同じ原告はGoogleに対しても同様の訴訟を行っていますが、これも同様に棄却されています。

 原告が過去の逮捕記事自体の削除を求めず、検索サイトに検索結果の表示差し止めを求めた理由は、逮捕記事自体は転載され、膨大な量となっており、現実的に全てを削除することは難しいことから、逮捕記事自体ではなく、一般的に多く利用されている検索サイトであるYahoo とGoogleをターゲットとして検索結果の表示差し止めを行えば、一般の人の目に触れる可能性は大きく減ずることからではないかと思います。

 Yahoo やGoogleの検索結果が単なるウェブアドレス(例えば 「http://www.global-law.gr.jp/index.html」)などが羅列されるだけであれば、そのアドレスをたどっていかなければ過去の逮捕事実などには結びつかないため、権利侵害の程度は大きくありませんが、ウェブサイトへのリンク(当該ウェブサイトのタイトルが、同タイトルをクリックすると当該ウェブサイトを開くことができる状態で表示されたもの)やスニペット(リンク先サイトの記載内容の一部が自動的かつ機械的に抜粋されたもの)が表示されると、自分の名前を検索すると過去の逮捕事実がすぐに目に飛び込んでくるという状態となっているため、就職・結婚から子供の進学まで大きな影響が生じる可能性があります。

 この点、そもそも前科を公開されないという利益が保護に値するのかという点も問題となりますが、最判昭和56年4月14日判決において「みだりに公開されないという法律上の保護に値する利益を有する」とされております。

 そこで、前科が記載されている記事がインターネット上で残存している状態が、法律上の保護に値する利益の侵害となっている前提において、本件の実質的な争点は、どこまでが表現の自由の範囲内として違法性が阻却されるのか、どこまでが表現の自由の範囲を超え違法と評価されるのかという線引きの問題です。
この点法律上は、名誉毀損について刑法230条の2第2項において「公訴が提起されるに至っていない人の犯罪行為に関する事実」については公共の利害に関する事実とされており、原則として違法性が阻却されることになっていますが、公訴提起後の記事については基準がありません。

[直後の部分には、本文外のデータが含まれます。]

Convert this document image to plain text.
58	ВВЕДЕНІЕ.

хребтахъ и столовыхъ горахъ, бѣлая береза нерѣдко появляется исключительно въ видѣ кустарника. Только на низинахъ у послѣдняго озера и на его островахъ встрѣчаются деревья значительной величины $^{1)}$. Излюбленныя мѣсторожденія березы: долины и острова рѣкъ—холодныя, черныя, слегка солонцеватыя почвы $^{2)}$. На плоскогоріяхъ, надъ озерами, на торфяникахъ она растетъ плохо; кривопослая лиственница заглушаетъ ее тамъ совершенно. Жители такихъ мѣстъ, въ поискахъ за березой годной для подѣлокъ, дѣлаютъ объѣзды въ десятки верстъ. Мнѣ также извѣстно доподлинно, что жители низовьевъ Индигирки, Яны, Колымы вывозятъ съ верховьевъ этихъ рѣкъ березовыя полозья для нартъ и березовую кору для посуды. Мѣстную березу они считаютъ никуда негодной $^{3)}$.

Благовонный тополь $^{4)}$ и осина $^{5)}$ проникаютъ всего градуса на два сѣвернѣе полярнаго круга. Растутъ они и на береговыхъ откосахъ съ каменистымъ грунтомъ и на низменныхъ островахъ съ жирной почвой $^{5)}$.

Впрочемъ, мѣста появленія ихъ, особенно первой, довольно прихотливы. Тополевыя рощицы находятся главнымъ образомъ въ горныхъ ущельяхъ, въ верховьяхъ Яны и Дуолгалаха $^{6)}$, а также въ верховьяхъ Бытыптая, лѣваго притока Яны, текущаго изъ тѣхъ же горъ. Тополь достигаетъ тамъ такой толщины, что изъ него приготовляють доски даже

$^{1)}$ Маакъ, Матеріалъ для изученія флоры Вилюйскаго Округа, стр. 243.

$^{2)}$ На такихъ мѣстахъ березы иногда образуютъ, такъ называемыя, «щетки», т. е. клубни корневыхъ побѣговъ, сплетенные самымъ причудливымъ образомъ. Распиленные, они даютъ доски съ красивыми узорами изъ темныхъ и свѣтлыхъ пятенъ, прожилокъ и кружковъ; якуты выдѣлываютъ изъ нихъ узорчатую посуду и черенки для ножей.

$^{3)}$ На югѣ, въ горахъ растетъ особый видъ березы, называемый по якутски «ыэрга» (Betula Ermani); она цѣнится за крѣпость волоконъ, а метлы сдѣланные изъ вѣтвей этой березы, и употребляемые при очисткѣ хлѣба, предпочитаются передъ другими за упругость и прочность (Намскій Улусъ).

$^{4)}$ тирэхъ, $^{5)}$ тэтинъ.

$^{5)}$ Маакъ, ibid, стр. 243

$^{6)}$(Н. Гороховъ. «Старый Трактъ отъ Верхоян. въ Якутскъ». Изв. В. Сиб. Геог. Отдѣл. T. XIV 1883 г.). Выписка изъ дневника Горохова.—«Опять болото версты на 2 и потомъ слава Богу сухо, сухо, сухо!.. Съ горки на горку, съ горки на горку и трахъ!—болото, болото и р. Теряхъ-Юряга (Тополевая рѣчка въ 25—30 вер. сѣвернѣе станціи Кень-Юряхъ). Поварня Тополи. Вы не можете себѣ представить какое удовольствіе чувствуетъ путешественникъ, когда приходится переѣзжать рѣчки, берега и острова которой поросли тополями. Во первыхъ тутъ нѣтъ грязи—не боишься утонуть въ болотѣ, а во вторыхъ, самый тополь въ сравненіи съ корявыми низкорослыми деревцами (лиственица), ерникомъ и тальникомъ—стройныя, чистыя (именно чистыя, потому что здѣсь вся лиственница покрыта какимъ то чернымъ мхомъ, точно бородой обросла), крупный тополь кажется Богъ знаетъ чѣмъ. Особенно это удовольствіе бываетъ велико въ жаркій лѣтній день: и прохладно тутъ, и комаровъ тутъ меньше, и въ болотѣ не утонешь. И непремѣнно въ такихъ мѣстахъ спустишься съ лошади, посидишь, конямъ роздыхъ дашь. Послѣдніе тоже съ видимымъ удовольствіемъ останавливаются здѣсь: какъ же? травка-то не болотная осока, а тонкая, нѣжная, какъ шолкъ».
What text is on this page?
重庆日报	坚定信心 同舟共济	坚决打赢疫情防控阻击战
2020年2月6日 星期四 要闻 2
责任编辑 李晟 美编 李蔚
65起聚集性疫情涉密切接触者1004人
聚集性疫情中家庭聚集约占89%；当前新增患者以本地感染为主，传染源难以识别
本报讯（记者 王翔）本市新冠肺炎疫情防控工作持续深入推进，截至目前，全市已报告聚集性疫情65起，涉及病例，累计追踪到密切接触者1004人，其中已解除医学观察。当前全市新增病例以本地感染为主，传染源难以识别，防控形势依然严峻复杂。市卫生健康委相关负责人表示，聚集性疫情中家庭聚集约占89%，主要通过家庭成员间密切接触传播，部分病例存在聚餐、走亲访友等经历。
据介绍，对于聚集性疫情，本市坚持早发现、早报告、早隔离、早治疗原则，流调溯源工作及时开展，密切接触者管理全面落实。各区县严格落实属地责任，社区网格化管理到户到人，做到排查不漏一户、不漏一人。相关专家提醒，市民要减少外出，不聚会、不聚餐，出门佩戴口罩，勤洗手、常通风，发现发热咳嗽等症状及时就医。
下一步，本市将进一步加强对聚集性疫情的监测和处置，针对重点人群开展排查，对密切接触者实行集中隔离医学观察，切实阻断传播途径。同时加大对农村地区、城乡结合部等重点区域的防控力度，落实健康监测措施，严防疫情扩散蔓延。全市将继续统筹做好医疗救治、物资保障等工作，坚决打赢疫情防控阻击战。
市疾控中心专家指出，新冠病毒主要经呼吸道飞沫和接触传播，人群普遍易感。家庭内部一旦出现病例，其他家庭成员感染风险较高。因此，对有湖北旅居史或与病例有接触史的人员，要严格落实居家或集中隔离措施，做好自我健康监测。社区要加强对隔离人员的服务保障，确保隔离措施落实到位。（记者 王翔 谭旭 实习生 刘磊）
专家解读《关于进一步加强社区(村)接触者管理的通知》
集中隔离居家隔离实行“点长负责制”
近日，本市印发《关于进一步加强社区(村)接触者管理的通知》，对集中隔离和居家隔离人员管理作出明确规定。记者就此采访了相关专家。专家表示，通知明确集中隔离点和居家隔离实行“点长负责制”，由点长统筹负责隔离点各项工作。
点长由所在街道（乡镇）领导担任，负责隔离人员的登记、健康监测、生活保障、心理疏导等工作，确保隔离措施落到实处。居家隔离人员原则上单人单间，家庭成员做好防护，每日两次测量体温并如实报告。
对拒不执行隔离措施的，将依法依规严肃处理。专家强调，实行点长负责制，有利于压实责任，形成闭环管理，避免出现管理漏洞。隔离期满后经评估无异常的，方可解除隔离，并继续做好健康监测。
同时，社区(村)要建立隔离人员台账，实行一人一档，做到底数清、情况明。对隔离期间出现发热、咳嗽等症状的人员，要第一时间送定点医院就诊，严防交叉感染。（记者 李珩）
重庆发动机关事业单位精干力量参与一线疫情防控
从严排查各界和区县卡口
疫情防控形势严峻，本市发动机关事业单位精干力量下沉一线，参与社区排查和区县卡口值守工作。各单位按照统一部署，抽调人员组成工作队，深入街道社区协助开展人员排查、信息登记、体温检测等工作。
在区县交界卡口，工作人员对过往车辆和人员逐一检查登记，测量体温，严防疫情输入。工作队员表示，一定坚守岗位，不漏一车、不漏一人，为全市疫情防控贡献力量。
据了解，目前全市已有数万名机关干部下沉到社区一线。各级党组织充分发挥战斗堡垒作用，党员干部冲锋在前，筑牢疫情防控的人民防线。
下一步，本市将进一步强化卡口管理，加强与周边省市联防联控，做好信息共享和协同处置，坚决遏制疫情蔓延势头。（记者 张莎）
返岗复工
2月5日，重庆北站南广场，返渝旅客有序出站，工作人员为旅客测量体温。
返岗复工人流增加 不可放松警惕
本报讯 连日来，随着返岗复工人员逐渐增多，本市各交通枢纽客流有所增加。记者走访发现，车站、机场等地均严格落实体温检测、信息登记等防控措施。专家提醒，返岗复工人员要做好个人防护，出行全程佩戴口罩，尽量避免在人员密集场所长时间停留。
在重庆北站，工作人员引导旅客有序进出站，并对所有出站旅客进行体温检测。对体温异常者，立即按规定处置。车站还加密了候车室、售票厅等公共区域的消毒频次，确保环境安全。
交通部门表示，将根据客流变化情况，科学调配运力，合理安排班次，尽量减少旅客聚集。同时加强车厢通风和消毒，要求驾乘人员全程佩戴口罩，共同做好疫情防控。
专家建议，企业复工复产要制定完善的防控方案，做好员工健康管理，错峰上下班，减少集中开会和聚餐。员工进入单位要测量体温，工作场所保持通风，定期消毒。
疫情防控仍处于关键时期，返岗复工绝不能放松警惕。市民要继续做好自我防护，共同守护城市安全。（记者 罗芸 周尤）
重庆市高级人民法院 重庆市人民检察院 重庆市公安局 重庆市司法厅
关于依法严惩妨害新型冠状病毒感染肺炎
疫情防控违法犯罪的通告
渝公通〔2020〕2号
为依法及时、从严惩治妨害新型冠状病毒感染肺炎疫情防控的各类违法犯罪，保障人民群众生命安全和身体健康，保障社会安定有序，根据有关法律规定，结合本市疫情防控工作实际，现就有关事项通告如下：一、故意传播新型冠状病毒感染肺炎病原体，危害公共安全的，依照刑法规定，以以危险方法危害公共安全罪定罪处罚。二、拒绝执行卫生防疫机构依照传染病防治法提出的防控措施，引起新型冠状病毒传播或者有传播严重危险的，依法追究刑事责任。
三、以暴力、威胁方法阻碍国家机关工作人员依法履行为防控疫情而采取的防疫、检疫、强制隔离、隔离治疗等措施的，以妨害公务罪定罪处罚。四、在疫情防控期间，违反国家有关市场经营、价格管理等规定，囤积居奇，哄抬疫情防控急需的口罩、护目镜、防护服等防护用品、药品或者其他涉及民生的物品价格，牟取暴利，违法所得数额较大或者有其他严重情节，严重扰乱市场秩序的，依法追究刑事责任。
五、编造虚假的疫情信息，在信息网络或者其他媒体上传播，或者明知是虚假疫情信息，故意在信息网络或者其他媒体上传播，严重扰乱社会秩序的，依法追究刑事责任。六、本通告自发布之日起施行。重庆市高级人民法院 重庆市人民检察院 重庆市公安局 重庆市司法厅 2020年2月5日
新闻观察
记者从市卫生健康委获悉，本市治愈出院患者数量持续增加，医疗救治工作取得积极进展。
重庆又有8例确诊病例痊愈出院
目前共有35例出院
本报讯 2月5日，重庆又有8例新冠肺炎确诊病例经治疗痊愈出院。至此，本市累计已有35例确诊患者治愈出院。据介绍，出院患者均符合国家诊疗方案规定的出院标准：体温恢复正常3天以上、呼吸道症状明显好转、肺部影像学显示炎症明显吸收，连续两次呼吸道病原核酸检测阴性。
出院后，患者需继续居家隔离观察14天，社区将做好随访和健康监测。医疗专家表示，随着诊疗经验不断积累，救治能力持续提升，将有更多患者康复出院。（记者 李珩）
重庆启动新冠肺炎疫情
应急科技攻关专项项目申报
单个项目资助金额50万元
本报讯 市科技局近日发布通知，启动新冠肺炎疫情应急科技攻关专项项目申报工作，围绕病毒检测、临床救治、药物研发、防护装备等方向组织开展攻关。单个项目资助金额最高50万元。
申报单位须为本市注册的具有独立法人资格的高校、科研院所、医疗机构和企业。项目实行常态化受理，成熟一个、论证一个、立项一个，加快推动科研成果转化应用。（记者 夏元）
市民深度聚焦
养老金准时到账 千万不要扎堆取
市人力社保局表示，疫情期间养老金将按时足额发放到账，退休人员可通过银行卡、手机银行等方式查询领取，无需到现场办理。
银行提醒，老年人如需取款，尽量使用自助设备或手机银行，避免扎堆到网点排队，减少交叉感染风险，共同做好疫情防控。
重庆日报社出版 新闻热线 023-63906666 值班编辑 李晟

 このような表現の自由とプライバシー権等の適法・違法を線引きをする基準を策定することは、その表現内容・表現方法・プライバシー侵害の程度などが事例ごとに異なるため、かなり困難ではあります。
憲法的な観点からすれば、公権力が表現の自由に対して規制を行うことは抑制的でなければなりません。
他方でYahoo やGoogleのような検索サイトは既に社会インフラとなっています。
とすれば、少なくとも違法であることが明らかな事案においては、検索結果を削除することが認められるべきではないでしょうか。
本件のような犯罪報道の場合もあれば、全く未に覚えのない虚偽の記事の場合もあり、そのような虚偽の記事が拡散した場合に法的手続きしか対応策がないというのはあまりにも酷ではないかと思います。
そして、違法な書き込みの削除についてはプロバイダ責任制限法が存在し、違法な書き込みについてプロバイダ等が削除できることとなっていることと比べれば、記事を削除をするより検索サイトに表示させないほうが表現の自由に対する規制の程度も低いのではないかと思います。
 そこで、検索サイトについても法律やガイドラインを制定し、ある一定の基準に該当する場合には、検索結果を表示させないように要求できることとするべきではないかと思います。